Along with its podcast “Master of Scale”, Reid Hoffman appoints: nowadays, startups may be born everywhere, talent is an asset that every country can produce. However, Silicon Valley still is one of the best places when a company needs to scale its business:

“So what makes Silicon Valley so good at scale-ups? The obvious answers are talent and capital. Both offer a scale-up positive feedback loops. The competitor that gets to scale first nearly always wins. First-scaler advantage beats first-mover advantage. Once a scale-up occupies the high ground in its ecosystem, the networks around it recognize its leadership, and talent and capital flood in.”

 Capital without talent equals car out of fuel

Starting the “Talent” chapter. Most of expenses that compound a financial report of a tech company are related a technology infrastructure (storage and processing capacity, third party software providers, etc), sales & marketing (paid media, marketing campaigns) and product/engineering (basically, developers, designers, quality assurance, in other words, people). Looking again to Snap’s S1, “marketing and sales expenses consist primarily of personnel-related costs”. Product and development expenses are basically to build a big and qualified team.

Despite the distance between universities and the job market, Brazil has a lot of smart people doing a great job in startups and big companies – and there are more to come, especially in terms of entrepreneurship, who is gaining attention and being a new choice of career to young people after college. The bad thing is labor cost in the country is high – still, market opportunity and currency compared to other nations are attractive to foreign companies.

Snap has gone from 600 employees at the end of 2015 to 1,859 employee a year after. Just to consider salaries and assuming that the average salary remains the same, that means you have three times your personnel-related costs within just a year.

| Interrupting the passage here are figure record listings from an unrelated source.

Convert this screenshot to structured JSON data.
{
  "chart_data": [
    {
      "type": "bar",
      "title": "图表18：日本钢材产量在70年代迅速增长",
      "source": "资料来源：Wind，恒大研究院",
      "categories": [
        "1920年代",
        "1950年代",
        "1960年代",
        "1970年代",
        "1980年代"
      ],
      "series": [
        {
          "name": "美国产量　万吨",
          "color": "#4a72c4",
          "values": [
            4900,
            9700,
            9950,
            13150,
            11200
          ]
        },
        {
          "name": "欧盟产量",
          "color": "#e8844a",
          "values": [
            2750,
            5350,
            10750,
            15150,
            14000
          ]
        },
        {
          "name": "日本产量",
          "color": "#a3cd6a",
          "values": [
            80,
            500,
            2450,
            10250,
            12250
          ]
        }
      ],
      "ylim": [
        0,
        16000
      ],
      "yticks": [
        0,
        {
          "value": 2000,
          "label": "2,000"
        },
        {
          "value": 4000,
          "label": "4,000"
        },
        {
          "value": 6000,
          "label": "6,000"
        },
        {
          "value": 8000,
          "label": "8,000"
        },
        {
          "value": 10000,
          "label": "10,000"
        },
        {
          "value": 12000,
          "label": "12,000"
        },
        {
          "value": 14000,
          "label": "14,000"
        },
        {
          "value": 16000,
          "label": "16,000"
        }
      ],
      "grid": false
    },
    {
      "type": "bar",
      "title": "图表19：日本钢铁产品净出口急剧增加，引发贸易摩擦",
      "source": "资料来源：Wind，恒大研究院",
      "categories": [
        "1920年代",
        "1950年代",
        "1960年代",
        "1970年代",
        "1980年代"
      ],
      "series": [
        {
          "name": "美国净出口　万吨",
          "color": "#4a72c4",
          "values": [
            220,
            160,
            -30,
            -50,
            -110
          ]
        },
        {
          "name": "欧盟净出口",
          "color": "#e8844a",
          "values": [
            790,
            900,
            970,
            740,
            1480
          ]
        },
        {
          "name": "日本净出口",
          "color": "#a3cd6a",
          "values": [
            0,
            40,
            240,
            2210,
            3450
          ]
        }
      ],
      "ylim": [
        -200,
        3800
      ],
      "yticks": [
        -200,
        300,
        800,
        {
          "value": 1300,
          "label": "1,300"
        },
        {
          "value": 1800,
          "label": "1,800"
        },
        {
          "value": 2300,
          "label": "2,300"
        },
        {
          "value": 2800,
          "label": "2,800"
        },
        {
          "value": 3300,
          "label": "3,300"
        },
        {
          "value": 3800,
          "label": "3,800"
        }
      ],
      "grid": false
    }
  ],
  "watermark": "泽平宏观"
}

The fact is: companies need to hire people with background and experience to keep scaling their business.

snapchat hires exec
With its growth, Snapchat started hiring senior people to lead the scaling process. Source: Fast Company

 The Ecosystem’s challenges

Companies search for qualified professionals according to the business necessity. For example: if your company needs people who speak Chinese fluently, probably you should start looking for professionals in China who also speaks English.

Same is true if you want to build a product to be used worldwide: it could be more effective to hire someone who had previous experience. Same is true to build a SaaS company: usually is easier to bring someone who has passed through churn, CAC, product and other model issues. At this point, more than keep investing in marketing or raising more capital, it’s important to have the right people on the boat.

And this is one of the biggest challenges in Brazil right now. There’s a new batch of technology companies who are scaling their business, who are not traditional such as retail or car manufacturers and the country has no track record – which implies in a lack of experienced people.

Take, for example, the Customer Success area, which its importance has been increasing in SaaS companies. In the US, there’s even an association for this group of people working with the theme. Communities on Slack and Meetup.com have thousands of people talking about Customer Success. Companies such as Gainsight and Totango gather thousands of people on big conferences every year to discuss challenges and new trends.

customer success association
The Customer Success Association gathers individuals and professionals working in the area

In Brazil, companies are fighting to educate the market and even helping to shape these terms with customers, partners and the market.

A key for our tech ecosystem development

As the market matures, more experienced people in an ecosystem gain. Startups are trying to turn into scaleups, though the pains related to the growing process, which requires the best people to help solve problems in the middle of the way. The good news is that Brazil is a big market – as seen in our first post. We have great entrepreneurs building great companies, some supported by very qualified VCs. Bringing raw material from other countries may help Brazil to keep its development, mixing the experience with the Brazilian intelligence and dedication.